Urteil vom 9. Juli 2004

I. Öffentlichrechtliche Abteilung

Bundesgerichtspräsident Aemisegger, Präsident,
Bundesgerichtsvizepräsident Nay, Bundesrichter Reeb,
Gerichtsschreiber Störi.

X. ________, Beschwerdeführer,

gegen

Staatsanwaltschaft des Kantons Zürich, c/o Bezirksanwaltschaft Zürich,
Stauffacherstrasse 55, Postfach, 8026 Zürich,
Präsident der II. Strafkammer des Obergerichts des Kantons Zürich, Postfach,
8023 Zürich.

persönliche Freiheit (Haftentlassung),

Staatsrechtliche Beschwerde gegen die Verfügung des Präsidenten der II.
Strafkammer des Obergerichts des Kantons Zürich vom 17. Juni 2004.
Sachverhalt:

A.
Das Bezirksgericht Zürich verurteilte X.________ am 28. Oktober 2003 wegen
Verweisungsbruchs im Sinne von Art. 291 StGB zu 15 Monaten Gefängnis
unbedingt.

X. ________ focht dieses Urteil mit Berufung beim Obergericht des Kantons
Zürich an. An der Berufungsverhandlung vom 25. Mai 2004 stellte er das
Gesuch, er sei sofort, eventuell am 3. Juni 2004, aus der Sicherheitshaft zu
entlassen. Am 4. Juni 2004 beantragte X.________ erneut, aus der Haft
entlassen zu werden.

Der Präsident der II. Strafkammer des Obergerichts wies das
Haftentlassungsgesuch von X.________ am 17. Juni 2004 ab.

B.
Mit staatsrechtlicher Beschwerde vom 28. Juni 2004 beantragt X.________,
diesen Präsidialentscheid aufzuheben und ihn aus der Haft zu entlassen.
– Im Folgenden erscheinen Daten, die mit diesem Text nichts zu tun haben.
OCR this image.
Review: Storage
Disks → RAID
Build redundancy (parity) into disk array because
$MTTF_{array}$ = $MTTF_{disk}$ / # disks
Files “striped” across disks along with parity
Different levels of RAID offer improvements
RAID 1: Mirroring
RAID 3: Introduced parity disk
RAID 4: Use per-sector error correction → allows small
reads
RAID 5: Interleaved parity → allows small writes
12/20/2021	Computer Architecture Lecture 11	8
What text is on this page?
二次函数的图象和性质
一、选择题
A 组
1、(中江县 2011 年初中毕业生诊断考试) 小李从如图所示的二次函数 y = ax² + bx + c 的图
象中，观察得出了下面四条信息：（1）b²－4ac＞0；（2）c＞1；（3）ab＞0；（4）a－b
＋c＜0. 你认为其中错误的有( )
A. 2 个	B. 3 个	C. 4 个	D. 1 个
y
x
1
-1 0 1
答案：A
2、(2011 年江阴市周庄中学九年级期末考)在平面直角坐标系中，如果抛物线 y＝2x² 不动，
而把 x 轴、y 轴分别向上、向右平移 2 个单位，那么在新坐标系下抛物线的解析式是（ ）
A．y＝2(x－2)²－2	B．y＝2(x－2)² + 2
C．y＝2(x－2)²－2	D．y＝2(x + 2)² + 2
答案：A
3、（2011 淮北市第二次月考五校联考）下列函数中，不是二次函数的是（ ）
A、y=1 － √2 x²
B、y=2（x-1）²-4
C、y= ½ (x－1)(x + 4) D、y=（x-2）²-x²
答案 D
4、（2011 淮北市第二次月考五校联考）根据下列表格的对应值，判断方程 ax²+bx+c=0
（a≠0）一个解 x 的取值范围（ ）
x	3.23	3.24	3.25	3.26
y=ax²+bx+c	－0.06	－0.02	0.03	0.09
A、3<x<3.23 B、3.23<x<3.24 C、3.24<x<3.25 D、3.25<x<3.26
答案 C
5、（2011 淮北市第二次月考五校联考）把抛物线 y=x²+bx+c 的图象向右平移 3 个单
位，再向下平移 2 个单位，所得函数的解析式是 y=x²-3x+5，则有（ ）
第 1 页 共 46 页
Das Obergericht und die Staatsanwaltschaft verzichten auf Vernehmlassung.

Das Bundesgericht zieht in Erwägung:

1.
Beim angefochtenen Präsidialentscheid handelt es sich um einen kantonal
letztinstanzlichen Endentscheid, gegen den die staatsrechtliche Beschwerde
zulässig ist (Art. 86 Abs. 1 OG). Der Beschwerdeführer rügt die Verletzung
von verfassungsmässigen Rechten, wozu er befugt ist (Art. 88 OG). Da diese
und die übrigen Sachurteilsvoraussetzungen erfüllt sind, ist auf die
Beschwerde unter dem Vorbehalt gehörig begründeter Rügen (Art. 90 Abs. 1 lit.
b OG; BGE 127 I 38 E. 3c; 125 I 492 E. 1b) einzutreten.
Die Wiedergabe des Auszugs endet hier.